Red Hills: Migrants and the State in the Highlands of Vietnam

Red Hills: Migrants and the State in the Highlands of Vietnam
Andrew Hardy, author
Date of publication:  2005
Publisher:  ISEAS / NIAS
Number of pages:  384
Code:  IU21

Review

"The migration of some six million Vietnamese from the lowlands to the hills and mountains was one of the largest population transfers in twentieth-century Southeast Asia. Unlike the Indonesian transmigration program, however, the Vietnamese resettlement experience has received little scholarly attention. With this impressively researched volume, for which he won the 2005 Henry J. Benda Prize for Outstanding New Scholar of Southeast Asian Studies, Andrew Hardy has gone a long way toward filling this void" (Pacific Affairs).

About the publication

A groundbreaking study of the settlement of Vietnam's highland regions, this volume offers a historical analysis of and provides profound insights into the political economy of migration both in Vietnam and elsewhere.
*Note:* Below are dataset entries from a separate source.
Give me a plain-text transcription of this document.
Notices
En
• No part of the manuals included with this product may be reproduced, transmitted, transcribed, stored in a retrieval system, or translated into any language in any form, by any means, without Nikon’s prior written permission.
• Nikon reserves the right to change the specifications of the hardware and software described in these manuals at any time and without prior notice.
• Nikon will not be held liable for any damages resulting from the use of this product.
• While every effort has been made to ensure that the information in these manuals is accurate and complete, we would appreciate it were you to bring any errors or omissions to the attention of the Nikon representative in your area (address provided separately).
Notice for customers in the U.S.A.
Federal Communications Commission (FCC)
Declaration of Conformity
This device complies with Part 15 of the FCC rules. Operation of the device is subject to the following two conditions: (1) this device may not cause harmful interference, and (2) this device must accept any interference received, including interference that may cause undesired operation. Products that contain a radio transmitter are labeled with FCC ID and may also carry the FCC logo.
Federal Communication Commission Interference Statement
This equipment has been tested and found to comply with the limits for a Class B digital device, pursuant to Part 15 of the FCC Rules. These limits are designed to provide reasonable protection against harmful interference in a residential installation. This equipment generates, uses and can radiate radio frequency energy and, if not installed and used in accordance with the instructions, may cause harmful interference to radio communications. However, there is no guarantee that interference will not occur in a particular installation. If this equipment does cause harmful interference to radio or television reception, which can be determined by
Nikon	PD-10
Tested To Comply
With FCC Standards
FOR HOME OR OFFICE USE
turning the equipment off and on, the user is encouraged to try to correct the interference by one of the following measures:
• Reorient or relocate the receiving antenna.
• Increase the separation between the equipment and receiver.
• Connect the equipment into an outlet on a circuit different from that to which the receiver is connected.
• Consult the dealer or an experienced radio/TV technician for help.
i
It shows how socialist policies especially changed the face of the highlands, as settlers from the plains turned the hills 'red'. Placing people's experiences in the context of government policy and national history, this book can be read as a contribution to migration studies in Southeast Asia, but also as a grassroots history of twentieth-century Vietnam. Written in a lively style and illustrated by numerous maps and photographs, this study promises to become a classic in Vietnamese historical studies.
          In recognition of the contribution made by this study, Andrew Hardy was awarded the 2005 Harry J. Benda Prize for Outstanding New Scholar of Southeast Asian Studies.